[dns-operations] Massive DNS poisoning attacks in Brazil
Vernon Schryver
vjs at rhyolite.com
Wed Oct 3 05:01:07 UTC 2012
> From: Mark Andrews <marka at isc.org>
> Which is just a matter of adding a secure/insecure flag to struct
> addrinfo which is defined to be extended. ai_flags is currently
> undefined on return[1], but it could be used to return whether the
> answer was secure or not. Application that care would check.
Which applications would care? What's the useful difference to real
applications or users of real applications amoung:
- "no answer because firewalls are blocking stuff that offends
those with the power to block"
- "no answer because a key has expired"
- "no answer because a man in the middle is forging sguff"
- "no answer because the Intertubes are leaking"
The ancient gethostbyname h_errno results of no error, HOST_NOT_FOUND,
and TRY_AGAIN give all applications more than enough information.
(Yes, I know of additional possibilities from h_errno.)
(More than enough, because almost all applications can use
only a boolean "worked/apparently failed hard".)
The green, blue, grey, and technicolor browser badges have done no
good except for people angling for junkets to security conferences and
sellers of new goodhousekeeping seals of approval to replace the old
seals that *always* turn out in practice to be without technical merit
and are ignored by users.
There were far too many ways for classic DNS to fail (not to mention
YP/NIS and other name services that run with DNS) to distill into an
errno.
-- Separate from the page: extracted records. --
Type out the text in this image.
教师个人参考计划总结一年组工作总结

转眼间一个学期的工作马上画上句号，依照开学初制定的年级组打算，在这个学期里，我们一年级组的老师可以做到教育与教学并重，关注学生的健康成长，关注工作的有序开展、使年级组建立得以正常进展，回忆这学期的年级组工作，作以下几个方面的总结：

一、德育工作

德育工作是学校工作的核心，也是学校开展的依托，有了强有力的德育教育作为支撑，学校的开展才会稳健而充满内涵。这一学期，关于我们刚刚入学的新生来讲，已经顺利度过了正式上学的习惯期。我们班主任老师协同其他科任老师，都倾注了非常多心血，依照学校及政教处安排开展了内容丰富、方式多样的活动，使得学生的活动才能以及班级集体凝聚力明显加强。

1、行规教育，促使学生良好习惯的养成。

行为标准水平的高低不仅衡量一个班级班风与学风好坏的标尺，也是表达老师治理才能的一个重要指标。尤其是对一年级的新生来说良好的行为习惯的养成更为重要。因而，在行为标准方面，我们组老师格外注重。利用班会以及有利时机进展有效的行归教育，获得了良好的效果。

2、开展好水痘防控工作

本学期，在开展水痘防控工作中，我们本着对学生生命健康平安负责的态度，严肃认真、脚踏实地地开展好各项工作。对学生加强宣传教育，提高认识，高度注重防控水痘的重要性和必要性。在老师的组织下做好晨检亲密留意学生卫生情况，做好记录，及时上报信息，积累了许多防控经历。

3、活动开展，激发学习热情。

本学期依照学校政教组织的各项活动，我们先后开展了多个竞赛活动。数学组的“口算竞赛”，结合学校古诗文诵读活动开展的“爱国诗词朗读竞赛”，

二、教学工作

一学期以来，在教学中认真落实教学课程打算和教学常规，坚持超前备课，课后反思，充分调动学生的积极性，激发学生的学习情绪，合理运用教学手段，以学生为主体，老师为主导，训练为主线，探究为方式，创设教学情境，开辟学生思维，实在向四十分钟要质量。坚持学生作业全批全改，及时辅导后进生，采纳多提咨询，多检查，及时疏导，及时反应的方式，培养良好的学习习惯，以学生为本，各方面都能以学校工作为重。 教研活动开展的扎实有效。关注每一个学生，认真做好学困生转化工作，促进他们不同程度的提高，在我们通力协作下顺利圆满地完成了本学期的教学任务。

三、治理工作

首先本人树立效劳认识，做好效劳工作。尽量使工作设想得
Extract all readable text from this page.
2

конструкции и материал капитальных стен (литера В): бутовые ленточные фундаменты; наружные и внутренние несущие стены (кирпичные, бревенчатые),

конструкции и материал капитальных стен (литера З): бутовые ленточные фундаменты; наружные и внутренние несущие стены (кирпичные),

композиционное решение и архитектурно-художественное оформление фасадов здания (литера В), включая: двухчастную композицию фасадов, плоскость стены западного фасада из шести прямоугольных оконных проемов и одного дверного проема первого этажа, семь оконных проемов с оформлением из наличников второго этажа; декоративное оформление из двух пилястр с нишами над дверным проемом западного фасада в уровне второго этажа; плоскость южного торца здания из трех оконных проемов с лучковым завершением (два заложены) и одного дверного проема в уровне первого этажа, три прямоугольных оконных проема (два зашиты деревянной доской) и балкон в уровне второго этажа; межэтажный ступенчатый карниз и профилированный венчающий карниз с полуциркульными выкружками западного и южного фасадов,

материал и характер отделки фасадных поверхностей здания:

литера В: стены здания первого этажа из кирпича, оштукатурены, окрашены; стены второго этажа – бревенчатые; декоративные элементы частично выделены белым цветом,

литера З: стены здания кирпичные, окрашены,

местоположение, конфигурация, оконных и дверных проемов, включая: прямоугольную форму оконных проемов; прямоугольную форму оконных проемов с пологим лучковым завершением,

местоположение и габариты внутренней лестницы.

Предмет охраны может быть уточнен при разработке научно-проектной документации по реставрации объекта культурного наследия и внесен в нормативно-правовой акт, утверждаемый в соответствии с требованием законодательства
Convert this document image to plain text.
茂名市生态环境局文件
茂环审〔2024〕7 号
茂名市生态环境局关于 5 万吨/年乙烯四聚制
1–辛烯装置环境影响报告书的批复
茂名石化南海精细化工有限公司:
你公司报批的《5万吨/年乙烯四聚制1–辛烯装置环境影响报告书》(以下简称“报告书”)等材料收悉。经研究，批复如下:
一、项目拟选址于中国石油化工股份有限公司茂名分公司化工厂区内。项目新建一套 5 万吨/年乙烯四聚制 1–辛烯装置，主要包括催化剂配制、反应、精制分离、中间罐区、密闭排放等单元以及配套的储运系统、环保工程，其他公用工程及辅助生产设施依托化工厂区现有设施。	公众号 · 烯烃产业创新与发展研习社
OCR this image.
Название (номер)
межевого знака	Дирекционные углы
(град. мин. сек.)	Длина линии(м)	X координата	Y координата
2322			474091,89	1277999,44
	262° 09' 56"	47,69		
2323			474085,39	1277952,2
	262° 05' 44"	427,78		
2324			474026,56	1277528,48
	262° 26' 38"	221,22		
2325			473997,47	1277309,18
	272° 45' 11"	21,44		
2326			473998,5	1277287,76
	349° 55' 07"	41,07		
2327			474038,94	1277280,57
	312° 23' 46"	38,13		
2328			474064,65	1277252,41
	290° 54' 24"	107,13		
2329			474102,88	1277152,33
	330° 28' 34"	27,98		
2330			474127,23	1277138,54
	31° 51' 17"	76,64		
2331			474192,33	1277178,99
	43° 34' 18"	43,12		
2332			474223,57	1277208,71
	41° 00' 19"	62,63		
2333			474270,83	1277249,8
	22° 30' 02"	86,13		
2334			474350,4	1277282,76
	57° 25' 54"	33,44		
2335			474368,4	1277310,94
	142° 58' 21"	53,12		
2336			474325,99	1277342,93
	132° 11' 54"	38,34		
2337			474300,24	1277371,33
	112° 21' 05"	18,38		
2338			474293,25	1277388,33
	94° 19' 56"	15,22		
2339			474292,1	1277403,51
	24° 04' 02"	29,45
DNSSEC compounds the DNS failure modes. The DNSSEC failures
that are most important can only be fixed in the layers above 7, and
users can, should, and will only report "the Internet is broken again."
> BIND 9 has shipped with a API for looking up arbitary rrsets for a
> decade now, getrrsetbyname(), and it returns whether the rrset was
> secure or not.
That and equivalent are fine for the diagnostic tools that 0.1% of
users will try, whose diagnoses will be reported accurately by 0.01%
of users to someone who might fix something, and whose diagnoses
will be understood by 0.001% of users.